Эта свобода в обозримом будущем не маячила.

Камер-юнкерским мундиром, прочтением писем к жене, гоненьями цензуры была попрана свобода творческая, независимость семейственная. То, что он состоял под тайным надзором, вряд ли ускользнуло от его понимания, просто самому себе не хотелось признаваться... Наваливалась худшая зависимость — денежная, долги всё увеличивались, и вот в это время пишется каменноостровский цикл. Между прочим, «Памятник» тоже вполне можно к нему отнести. Но гордые и горькие строки «Памятника» со школьной скамьи знают все. Я же хочу напомнить другое стихотворение.

Не дорого ценю я громкие права,
От коих не одна кружится голова.
Я не ропщу о том, что отказали боги
Мне в сладкой участи оспоривать налоги
Или мешать царям друг с другом воевать;
И мало горя мне, свободно ли печать
Морочит олухов, иль чуткая цензура
В журнальных замыслах стесняет балагура.
Всё это, видите ль, слова, слова, слова.
Иные, лучшие, мне дороги права;
Иная, лучшая, потребна мне свобода:
Зависеть от царя, зависеть от народа —
Не всё ли нам равно? Бог с ними. Никому
Отчёта не давать, себе лишь самому
Служить и угождать; для власти, для ливреи
Не гнуть ни совести, ни помыслов, ни шеи...
По прихоти своей скитаться здесь и там,
Дивясь божественным природы красотам,
И пред созданьями искусств и вдохновенья
Трепеща радостно в восторгах умиленья.
Вот счастье! вот права...

И это писал редактор «Современника», замышлявшегося не ради одних журнальных спекуляций, то есть прибыли, но ради влияния главным образом.

Удовольствие вольно путешествовать (в чём Пушкину, кстати, всегда отказывали), созерцая, дивясь, что и говорить, многого стоит. Но Пушкин был не Зинаида Волконская, не Карл Брюллов, хорошо, удачно для себя проживший 13 лет в Италии, и даже не Гоголь...

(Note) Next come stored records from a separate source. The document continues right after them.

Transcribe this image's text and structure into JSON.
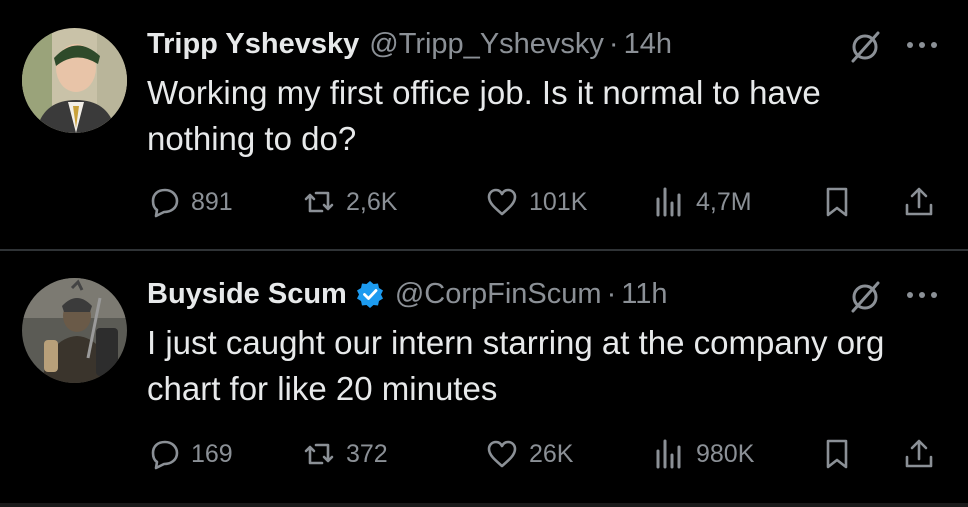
{
  "tweets": [
    {
      "name": "Tripp Yshevsky",
      "handle": "@Tripp_Yshevsky",
      "separator": "·",
      "time": "14h",
      "verified": false,
      "text": "Working my first office job. Is it normal to have nothing to do?",
      "replies": "891",
      "retweets": "2,6K",
      "likes": "101K",
      "views": "4,7M"
    },
    {
      "name": "Buyside Scum",
      "handle": "@CorpFinScum",
      "separator": "·",
      "time": "11h",
      "verified": true,
      "text": "I just caught our intern starring at the company org chart for like 20 minutes",
      "replies": "169",
      "retweets": "372",
      "likes": "26K",
      "views": "980K"
    }
  ],
  "colors": {
    "background": "#000000",
    "primary_text": "#e7e9ea",
    "secondary_text": "#8b9096",
    "divider": "#2f3336",
    "verified_blue": "#1d9bf0"
  }
}
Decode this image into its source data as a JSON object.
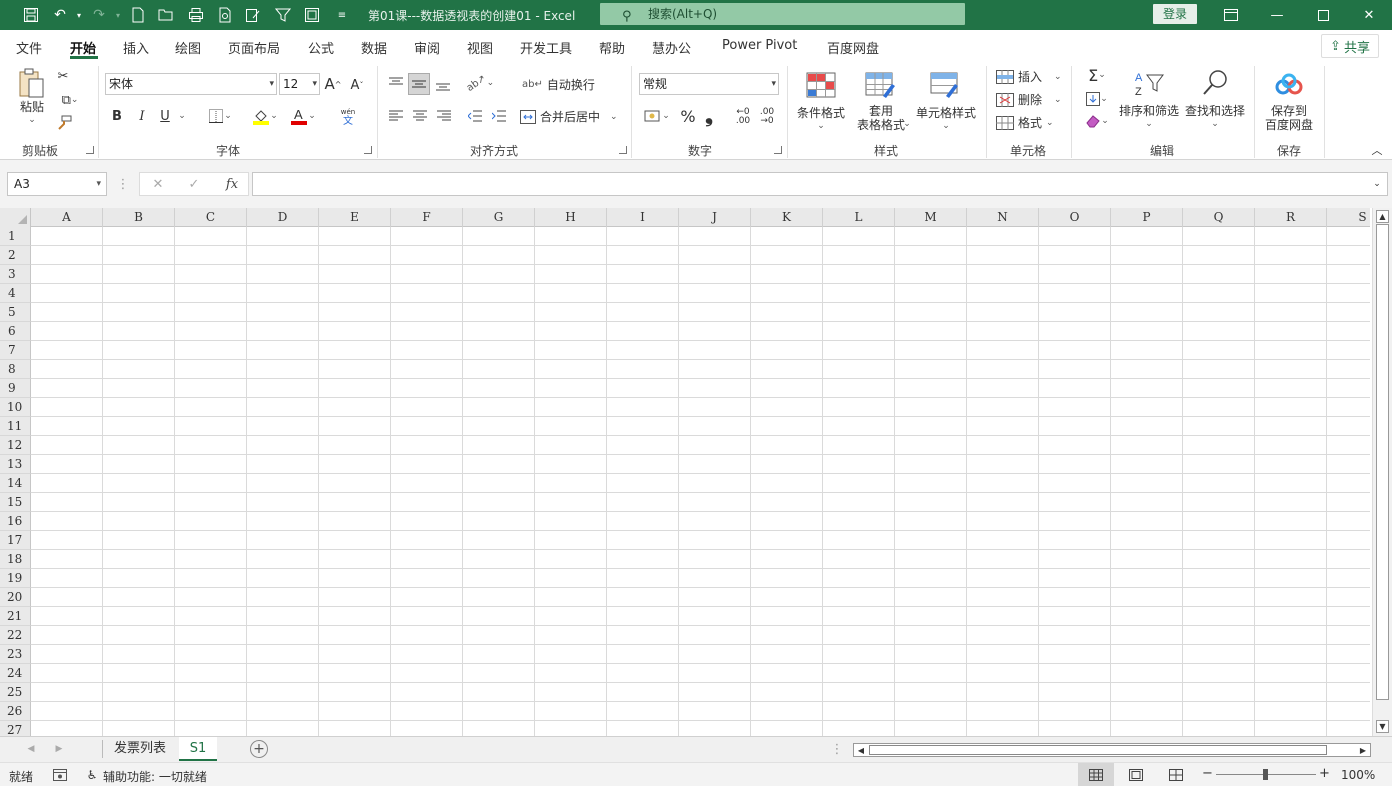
{
  "window": {
    "title": "第01课---数据透视表的创建01  -  Excel",
    "search_placeholder": "搜索(Alt+Q)",
    "login_label": "登录",
    "accent_color": "#217346"
  },
  "menu": {
    "tabs": [
      "文件",
      "开始",
      "插入",
      "绘图",
      "页面布局",
      "公式",
      "数据",
      "审阅",
      "视图",
      "开发工具",
      "帮助",
      "慧办公",
      "Power Pivot",
      "百度网盘"
    ],
    "active_tab": "开始",
    "share_label": "共享"
  },
  "ribbon": {
    "clipboard": {
      "paste_label": "粘贴",
      "group_label": "剪贴板"
    },
    "font": {
      "font_name": "宋体",
      "font_size": "12",
      "bold": "B",
      "italic": "I",
      "underline": "U",
      "group_label": "字体",
      "phonetic_top": "wén",
      "phonetic_bottom": "文"
    },
    "alignment": {
      "wrap_text": "自动换行",
      "merge_center": "合并后居中",
      "group_label": "对齐方式"
    },
    "number": {
      "format": "常规",
      "percent": "%",
      "comma": "❟",
      "group_label": "数字"
    },
    "styles": {
      "conditional": "条件格式",
      "table_line1": "套用",
      "table_line2": "表格格式",
      "cell_styles": "单元格样式",
      "group_label": "样式"
    },
    "cells": {
      "insert": "插入",
      "delete": "删除",
      "format": "格式",
      "group_label": "单元格"
    },
    "editing": {
      "sort_filter": "排序和筛选",
      "find_select": "查找和选择",
      "group_label": "编辑"
    },
    "save": {
      "line1": "保存到",
      "line2": "百度网盘",
      "group_label": "保存"
    }
  },
  "formula_bar": {
    "name_box": "A3",
    "fx": "fx",
    "value": ""
  },
  "grid": {
    "columns": [
      "A",
      "B",
      "C",
      "D",
      "E",
      "F",
      "G",
      "H",
      "I",
      "J",
      "K",
      "L",
      "M",
      "N",
      "O",
      "P",
      "Q",
      "R",
      "S"
    ],
    "rows": [
      "1",
      "2",
      "3",
      "4",
      "5",
      "6",
      "7",
      "8",
      "9",
      "10",
      "11",
      "12",
      "13",
      "14",
      "15",
      "16",
      "17",
      "18",
      "19",
      "20",
      "21",
      "22",
      "23",
      "24",
      "25",
      "26",
      "27"
    ]
  },
  "sheets": {
    "tabs": [
      "发票列表",
      "S1"
    ],
    "active": "S1"
  },
  "status": {
    "ready": "就绪",
    "accessibility": "辅助功能: 一切就绪",
    "zoom": "100%"
  }
}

Пушкин был тот человек, который в 1834 году написал: «Что значит аристокрация породы и богатства в сравнении с аристокрацией пишущих талантов? Никакое богатство не может перекупить влияние обнародованной мысли. Никакая власть, никакое правление не может устоять противу всеразрушительного действия типографического снаряда».

Правда, он устал. До какой степени, можно понять, взглянув на портрет кисти И. Л. Линева. Обязательно найдите его. У меня не хватит слов, чтоб описать этот страдальческий, почти перед слезами взгляд светлых глаз. Этот горький, но уже спокойный рот человека, увидевшего, что конец близок.

Когда-то, совсем молодым, Пушкин писал:

Я видел смерть; она сидела
У тихого порога моего.
Я видел гроб, открылась дверь его:
Туда, туда моя надежда полетела...

Что он мог видеть восемнадцатилетним? Вот сейчас он заглянул за порог. Что ж, выход ещё был, чтоб переступить этот порог живым, надо было изменить себе.

С портрета Линева Пушкин смотрит далеко. И я бы сказала: в прошлое. Смотрит взвешивая. Что? Всю призрачность своей веры в Николая I? Всё лицемерие императора, на заре своего царствования заявившего: «Мы существуем для упорядочения общественной свободы и для подавления злоупотребления ею». Теперь ясно виделось: только для подавления...

Я сравнивала: мне кажется, ни с какого другого — ни с того, который рисовал Кипренский, ни с тропининского, ни с портретов Райта, Гиппиуса, Соколова — он так не смотрит. Там взгляд прямо на вас, на ближние или же дальние предметы. Здесь же он уже запределен.

Таким, с поределыми и как бы слежавшимися волосами, с губами, складка которых, кроме всего прочего, говорила ещё о недоумении, таким вот он мог опять появиться в гостиной Карамзиных любым октябрьским, ноябрьским или декабрьским вечером 1836 года.

   — Александр Сергеевич, вам чаю? — обратилась к нему хозяйничавшая за столом Софья Николаевна.

Он кивнул и поднял глаза. В самой их глубине, помимо воли, мелькнула надежда на сочувствие.

   — Дядюшка Вяземский сегодня обещал быть, — сообщила Софья Николаевна, отводя от себя его невысказанную и вообще неизвестно о чём просьбу.

Тем более что Пушкин подозвал к себе Россета и, судя по изменившемуся выражению лица, говорил тому что-то язвительное. Снова, значит, был в своей тарелке (так она поняла).

Лицо его разгорелось, он держал Аркадия Россета за руку, говорил горячо и, сам не замечая, сгибал и разгибал пальцы собеседника.